J’ai déjà dit que je ne consultais que très peu de blogs, pourtant leur lecture est riche de profits. Je ne parle pas de la qualité des chroniques lues, chacun aura son avis et aura bien raison ; non, ce qui est très intéressant c’est de constater la manière dont les romans sont appréhendés par certains, d’un point de vue émotionnel.
Un bon sujet de réflexion mais qui va s’avérer difficile à formuler et je vous demande la plus grande indulgence pour ce qui va suivre ; je ne veux blesser personne, juste essayer de comprendre, or il me semble - l’absence de statistiques en ma possession sur les gestionnaires de blogs littéraires risquant de pénaliser mon analyse – qu’ils sont majoritairement tenus par des femmes, donc il en découle a priori que mes propos s’adressent à vous mesdames, pourtant ce n’est pas le but de la manœuvre.
J’ai vu des chroniques de livres où le rédacteur (je vais m’aligner sur le masculin pour éviter les ennuis ?) était comme au bord des sanglots, tout juste si par réflexe je n’ai pas essuyé l’écran de mon ordinateur souillé de pleurs imaginaires ! Moi aussi j’ai lu des romans encore récemment (et mon âge n’autorise pas à croire que je suis tombé de la dernière pluie) où mes yeux se sont embués à certains passages particulièrement émouvants ; je suis même heureux d’avoir encore ce type de réaction devant un morceau de littérature. Mais enfin, sachons raison garder, un moment fugace est compréhensible, pleurer toutes les larmes de son corps (ou presque) me paraît exagéré.

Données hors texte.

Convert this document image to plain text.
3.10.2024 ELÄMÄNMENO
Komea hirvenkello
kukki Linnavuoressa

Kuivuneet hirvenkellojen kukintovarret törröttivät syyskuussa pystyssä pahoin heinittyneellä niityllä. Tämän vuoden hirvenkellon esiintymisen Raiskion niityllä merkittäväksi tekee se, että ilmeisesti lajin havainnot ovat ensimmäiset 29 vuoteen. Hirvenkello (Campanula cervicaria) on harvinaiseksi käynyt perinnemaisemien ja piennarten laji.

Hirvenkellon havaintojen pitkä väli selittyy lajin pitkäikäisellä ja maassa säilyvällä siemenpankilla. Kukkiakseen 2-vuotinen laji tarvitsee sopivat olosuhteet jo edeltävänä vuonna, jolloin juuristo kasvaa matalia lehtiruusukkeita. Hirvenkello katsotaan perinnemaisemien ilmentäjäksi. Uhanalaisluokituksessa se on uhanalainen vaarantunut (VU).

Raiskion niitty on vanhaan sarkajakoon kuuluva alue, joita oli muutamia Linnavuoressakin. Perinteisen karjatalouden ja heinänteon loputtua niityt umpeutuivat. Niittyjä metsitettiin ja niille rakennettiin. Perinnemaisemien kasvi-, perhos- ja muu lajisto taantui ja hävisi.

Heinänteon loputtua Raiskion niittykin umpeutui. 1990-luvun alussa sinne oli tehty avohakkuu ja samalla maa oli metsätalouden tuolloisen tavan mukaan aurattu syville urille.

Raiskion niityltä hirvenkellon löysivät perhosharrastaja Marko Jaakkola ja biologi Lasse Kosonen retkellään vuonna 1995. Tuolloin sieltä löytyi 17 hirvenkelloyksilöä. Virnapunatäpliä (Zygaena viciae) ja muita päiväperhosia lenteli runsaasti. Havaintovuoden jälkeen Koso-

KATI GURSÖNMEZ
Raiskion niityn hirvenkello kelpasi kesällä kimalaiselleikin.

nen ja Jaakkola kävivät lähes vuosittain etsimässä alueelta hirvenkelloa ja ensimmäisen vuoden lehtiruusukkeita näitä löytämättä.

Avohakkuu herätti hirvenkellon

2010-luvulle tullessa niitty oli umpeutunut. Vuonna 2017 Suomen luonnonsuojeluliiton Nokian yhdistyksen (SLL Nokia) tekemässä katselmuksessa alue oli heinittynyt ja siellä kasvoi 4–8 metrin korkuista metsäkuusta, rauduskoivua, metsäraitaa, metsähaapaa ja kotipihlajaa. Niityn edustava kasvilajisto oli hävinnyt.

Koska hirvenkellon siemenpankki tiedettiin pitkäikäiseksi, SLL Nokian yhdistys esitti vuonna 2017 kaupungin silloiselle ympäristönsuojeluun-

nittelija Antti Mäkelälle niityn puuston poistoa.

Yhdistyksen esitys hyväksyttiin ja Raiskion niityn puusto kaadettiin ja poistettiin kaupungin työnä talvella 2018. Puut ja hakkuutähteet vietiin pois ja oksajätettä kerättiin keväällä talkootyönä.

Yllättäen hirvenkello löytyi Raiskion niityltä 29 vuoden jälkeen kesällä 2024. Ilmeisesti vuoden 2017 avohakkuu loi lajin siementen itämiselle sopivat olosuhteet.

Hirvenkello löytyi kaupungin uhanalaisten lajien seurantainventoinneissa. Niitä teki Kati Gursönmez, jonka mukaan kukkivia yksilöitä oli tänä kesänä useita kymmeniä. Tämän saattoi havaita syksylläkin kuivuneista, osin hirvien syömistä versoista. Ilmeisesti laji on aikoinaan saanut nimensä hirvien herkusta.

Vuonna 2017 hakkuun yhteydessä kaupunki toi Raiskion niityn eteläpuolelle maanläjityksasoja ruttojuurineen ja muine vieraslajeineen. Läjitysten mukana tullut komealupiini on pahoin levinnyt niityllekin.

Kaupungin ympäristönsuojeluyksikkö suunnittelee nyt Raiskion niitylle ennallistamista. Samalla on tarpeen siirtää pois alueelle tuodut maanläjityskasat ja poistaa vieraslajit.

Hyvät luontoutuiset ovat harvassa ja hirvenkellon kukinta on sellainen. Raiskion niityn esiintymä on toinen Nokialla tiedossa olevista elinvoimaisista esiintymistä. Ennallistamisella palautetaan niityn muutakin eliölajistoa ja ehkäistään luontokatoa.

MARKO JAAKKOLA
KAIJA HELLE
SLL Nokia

Peut-on, doit-on, s’impliquer autant dans la lecture d’un roman ? La question sera sans réponse car il y a ce qui devrait être et l’attitude incontrôlable de notre personnalité intime.
Si le roman est bien torché, il est normal qu’un lecteur soit effrayé, ému, révulsé, en colère etc. Ecrivain et lecteur ont rempli leur part du travail et repartent contents l’un de l’autre. Je comprends qu’un très jeune lecteur tombe dans l’excès, c’est le propre de la jeunesse de s’emballer pour un oui ou pour un non, mais nous ne parlerons ici que de lecteurs adultes.
Comme je ne peux pas parler au nom des autres lecteurs, je ne vais m’appuyer que sur mon propre cas. Quand je lis un roman, même quand il me subjugue, même s’il est basé sur une histoire réelle, un coin de mon cerveau sait toujours qu’il s’agit d’un roman, c’est-à-dire d’une fiction qui comme son nom l’indique, n’est pas la réalité vraie. Aussi, meurtres d’enfants, viols, incestes et autres horreurs restent pour moi du roman. Que ces évènements m’amènent à réfléchir à leur réalité dans la vraie vie, bien sûr, et certainement est-ce le but de l’écrivain, mais je ne vais pas m’effondrer pour autant à leur lecture dans un roman. Du moins n’est-ce encore jamais arrivé.
Quand je lis un roman, je le lis comme tel et mes critiques (positives ou négatives) ne viseront que le roman pas l’objet/sujet qui en est à l’origine. Dans ces conditions, seule une réflexion sans pathos excessif est acceptable à mes yeux. Le poids des larmes ne fera pas le poids du bouquin.
J’ai dit plus haut que la question de l’intensité de l’implication du lecteur dans un livre était sans réponse et on le comprend bien. Un lecteur donné, réagira de la même façon devant un livre ou un évènement de sa vie privée puisqu’il s’agit de sa personnalité propre : un hyperémotif chialera tout autant en lisant un roman triste, qu’à la vue d’un chaton minaudant dans une vidéo sur YouTube.
Pour ma part je reste persuadé que la qualité réelle d’un livre ne peut être jugée que si l’on parvient à gérer au plus serré ses propres sentiments.